Bu kez Türkiye'ye dönüşünde oturacağı evi bulup satın alacaktı... Gazetelerde ve internet sitelerinde ilanlarını gördüğü "X bahçe" evlerinden etkilenmişti. Kısa süre sonra X İnşaat San. Tic. A.Ş'nin kapısını çaldı. Davutoğlu’na X Bahçe Konutları'nın maket üzerinden projesi gösterildi. Oturacağı daireyi makete bakarak seçmiş, evin değeri konusunda da anlaşmaya varmışlardı. Firma yetkilileri, aksanlı Türkçe ile konuşan, genç ve oldukça heyecanlı müşterilerini yeniden görüşmek üzere uğurlarken birbirlerini kutluyorlardı...
Bir kaç gün sonra ikinci buluşma gerçekleşti. Firmanın avukatı X bahçe Konutları logolu bir A 4 kağıdı çıkardı. PROTOKOL VE TAHSİLAT MAKBUZU başlığının altında şu cümleler yer alıyordu: " İstanbul ili B. Çekmece (...) inşa edilmekte olan...X A.2.X pafta, X parsel sırasında kayıtlı X Bahçe Konutları'ndan A 5 blokta 125 metrekarelik daire 700 bin TL bedelle Togay Davutoğlu'na satılmış, satış bedeli nakden tahsil edilmiştir." X İNŞAAT SAN VE TİC. LTD.
Togay Davutoğlu gurbette büyük emekle kazandığı parayı, bu kağıt parçası karşılığında firmaya teslim etmişti. Kısa süre sonra yeniden yurt dışına çıkacak, işinin başına dönecekti. Aradan geçen uzun aylar boyunca Davutoğlu zaman zaman telefon açarak inşaatın durumu ile ilgili bilgiler almış, her defasında yüreğini rahat ettiren açıklamalar duymuştu.
İnşaatın bitmesine bir yıl kala Davutoğlu'nun İstanbul'daki tek yakını olan dedesi firmayı ziyaret edecek, kendisine X Bahçe Konutları diye, bitmemiş bir başka inşaat gösterilecekti.
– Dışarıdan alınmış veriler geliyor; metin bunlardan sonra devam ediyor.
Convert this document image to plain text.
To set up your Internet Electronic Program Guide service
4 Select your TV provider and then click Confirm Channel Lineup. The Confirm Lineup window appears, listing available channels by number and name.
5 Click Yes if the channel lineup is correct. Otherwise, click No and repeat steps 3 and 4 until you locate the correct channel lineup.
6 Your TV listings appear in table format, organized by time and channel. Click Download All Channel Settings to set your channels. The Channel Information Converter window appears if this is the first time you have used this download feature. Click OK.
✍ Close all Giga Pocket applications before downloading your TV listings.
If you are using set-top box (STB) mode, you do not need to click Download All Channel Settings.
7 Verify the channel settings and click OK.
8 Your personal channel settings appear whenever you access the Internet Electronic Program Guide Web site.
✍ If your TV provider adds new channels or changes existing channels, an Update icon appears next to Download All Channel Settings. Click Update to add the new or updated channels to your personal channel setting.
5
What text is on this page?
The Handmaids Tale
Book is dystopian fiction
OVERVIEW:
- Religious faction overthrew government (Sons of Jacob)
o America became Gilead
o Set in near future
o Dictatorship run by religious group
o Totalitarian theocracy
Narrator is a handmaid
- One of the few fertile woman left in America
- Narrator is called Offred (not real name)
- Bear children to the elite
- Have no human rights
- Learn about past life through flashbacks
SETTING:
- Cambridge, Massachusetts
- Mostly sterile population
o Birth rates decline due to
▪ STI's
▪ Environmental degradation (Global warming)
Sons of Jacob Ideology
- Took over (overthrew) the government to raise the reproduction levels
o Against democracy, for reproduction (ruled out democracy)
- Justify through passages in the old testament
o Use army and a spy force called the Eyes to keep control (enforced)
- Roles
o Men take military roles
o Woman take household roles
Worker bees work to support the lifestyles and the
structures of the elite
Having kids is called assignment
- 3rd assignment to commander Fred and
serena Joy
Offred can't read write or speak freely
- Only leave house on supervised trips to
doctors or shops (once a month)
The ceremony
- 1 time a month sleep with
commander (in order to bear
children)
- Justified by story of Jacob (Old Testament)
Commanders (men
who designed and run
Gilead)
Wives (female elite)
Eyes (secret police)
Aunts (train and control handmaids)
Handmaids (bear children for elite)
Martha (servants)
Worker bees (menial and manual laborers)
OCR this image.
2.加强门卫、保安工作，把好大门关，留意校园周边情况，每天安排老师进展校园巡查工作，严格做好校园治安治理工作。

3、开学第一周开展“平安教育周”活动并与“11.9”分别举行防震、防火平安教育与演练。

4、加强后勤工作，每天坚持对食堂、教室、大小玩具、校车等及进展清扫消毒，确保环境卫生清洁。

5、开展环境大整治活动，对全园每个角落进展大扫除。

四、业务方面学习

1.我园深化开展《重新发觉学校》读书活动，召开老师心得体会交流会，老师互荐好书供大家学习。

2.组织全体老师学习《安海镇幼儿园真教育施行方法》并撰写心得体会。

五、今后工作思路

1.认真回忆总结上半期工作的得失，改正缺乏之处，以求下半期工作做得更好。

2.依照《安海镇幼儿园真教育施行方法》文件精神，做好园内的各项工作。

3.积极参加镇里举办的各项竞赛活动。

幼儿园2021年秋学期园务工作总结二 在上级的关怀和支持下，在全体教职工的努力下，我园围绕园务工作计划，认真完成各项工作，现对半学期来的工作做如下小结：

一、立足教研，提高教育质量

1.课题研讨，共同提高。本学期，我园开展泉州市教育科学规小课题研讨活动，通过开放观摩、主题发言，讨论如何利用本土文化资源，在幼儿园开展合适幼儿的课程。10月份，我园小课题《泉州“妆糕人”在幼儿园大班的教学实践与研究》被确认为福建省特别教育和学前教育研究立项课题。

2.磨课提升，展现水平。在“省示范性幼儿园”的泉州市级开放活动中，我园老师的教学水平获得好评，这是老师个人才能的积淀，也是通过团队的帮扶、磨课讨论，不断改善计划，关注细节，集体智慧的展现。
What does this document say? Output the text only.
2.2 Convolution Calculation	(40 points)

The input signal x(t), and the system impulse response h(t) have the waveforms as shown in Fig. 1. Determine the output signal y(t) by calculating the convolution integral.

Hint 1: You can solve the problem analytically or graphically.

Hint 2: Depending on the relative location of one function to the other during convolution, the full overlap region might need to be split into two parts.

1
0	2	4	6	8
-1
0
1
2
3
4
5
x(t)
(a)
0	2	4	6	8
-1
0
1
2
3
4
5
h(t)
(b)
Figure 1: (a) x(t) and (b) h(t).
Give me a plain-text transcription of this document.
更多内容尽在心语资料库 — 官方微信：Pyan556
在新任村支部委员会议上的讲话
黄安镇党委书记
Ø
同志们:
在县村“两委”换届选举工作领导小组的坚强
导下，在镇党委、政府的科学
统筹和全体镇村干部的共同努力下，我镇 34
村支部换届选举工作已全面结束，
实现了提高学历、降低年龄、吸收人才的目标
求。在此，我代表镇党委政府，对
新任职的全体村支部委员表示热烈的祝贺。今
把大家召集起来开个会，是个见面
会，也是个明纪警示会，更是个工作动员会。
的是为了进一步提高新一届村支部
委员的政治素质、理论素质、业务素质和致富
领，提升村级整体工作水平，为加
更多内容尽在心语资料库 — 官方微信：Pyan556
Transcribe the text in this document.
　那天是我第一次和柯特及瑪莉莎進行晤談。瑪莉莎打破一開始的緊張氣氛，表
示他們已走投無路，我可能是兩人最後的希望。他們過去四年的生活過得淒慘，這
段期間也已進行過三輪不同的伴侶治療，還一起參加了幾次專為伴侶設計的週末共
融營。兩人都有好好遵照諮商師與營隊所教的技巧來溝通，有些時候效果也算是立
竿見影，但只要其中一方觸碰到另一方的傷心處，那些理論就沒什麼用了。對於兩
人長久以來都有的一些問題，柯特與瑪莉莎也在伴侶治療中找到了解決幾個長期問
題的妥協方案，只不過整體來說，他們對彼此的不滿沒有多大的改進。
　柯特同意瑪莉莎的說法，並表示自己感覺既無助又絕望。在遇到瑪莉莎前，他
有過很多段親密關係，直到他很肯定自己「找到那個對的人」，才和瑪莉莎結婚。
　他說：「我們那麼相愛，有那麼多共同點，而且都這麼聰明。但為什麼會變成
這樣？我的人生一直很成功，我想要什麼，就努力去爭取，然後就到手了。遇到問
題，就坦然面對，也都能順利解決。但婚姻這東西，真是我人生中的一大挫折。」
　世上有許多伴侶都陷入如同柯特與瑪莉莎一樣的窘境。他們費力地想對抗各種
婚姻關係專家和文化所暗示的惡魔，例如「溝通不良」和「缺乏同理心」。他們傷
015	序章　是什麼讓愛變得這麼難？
Ancak dede Davutoğlu torununun anlattığı dairelerle, kendisine gösterilen inşaat arasında benzerliğin olmadığını daha ilk bakışta fark etti. Sonrası... bitmek bilmeyen telefon trafiği, üzüntü, stres ve mahkemeler...
Avukatlar üzerinden gönderilen ihtarnamelerin, tesbit tutanaklarının ardı arkası kesilmeyecekti. 700 bin lira; tapusu olmayan, inşaatına bile başlanmayan bir hayale yatırılmıştı. Hayal simsarları aklı, yüreği memleketinde olan, büyük emekle kazandığı paralarla Türkiye'de yeni bir yaşam düşleyen Davutoğlu'nu ağlarına düşürmüştü.
Davutoğlu o daireyi hala teslim alabilmiş değil. Mahkemeler yapılan yolsuzluk karşısında çaresiz.
Togay Davutoğlu şimdi ne mi yapıyor? Türkiye'ye dönmekten vazgeçti. ABD'de inşaat yatırımlarına soyundu ve başarılı oldu. Türkiye'de yaşadığı acı tecrübenin ders olması için bu hikayeyi iznini alarak paylaşıyorum.
Not : Hikayede adı geçen firma ve proje dava konusu olduğu için X olarak belirtilmiştir.
Uzman görüşü:
Maketten ev alırken nelere dikkat etmeli?
Yeni bir yuva arayışında olanlar için uzmanlara sordum. Maket üzerinden ev alırken riskleri en aza indirmek için projenin öncelikle tapu kaydına ve hukuksal bir sorunu olup olmadığına bakmak gerekiyor. Satış vaadi sözleşmesinin mutlaka noter onaylı olması, sözleşmenin iyi okunması, gerekirse bir uzmandan yardım alınması öneriliyor.
Müteahhit firmanın daha önce yaptığı işlerin, yani geçmişinin de araştırılmasında yarar var. Firmanın bitirdiği inşaatlara bakmak, inşaatın kalitesini, konutların zamanında teslim edilip edilmediğini öğrenmek önemli.
Maket üzerinde de olsa evin ekspertizini yaptırmak en doğrusu. Firmanın vaat ettiği sosyal tesis, yeşil alan gibi donatıların fiyat üzerinde yarattığı farkın yani şerefiye bedelinin de gerçeğe uygun olup olmadığını tespit etmek gerekiyor. Uzmanlar tapu kayıtlarının incelenmesini, Belediyenin imar planında ve kayıtlarda konut alanı olup olmadığına bakılmasını, ayrıntılı bir sözleşme yapılmasını tavsiye ediyor.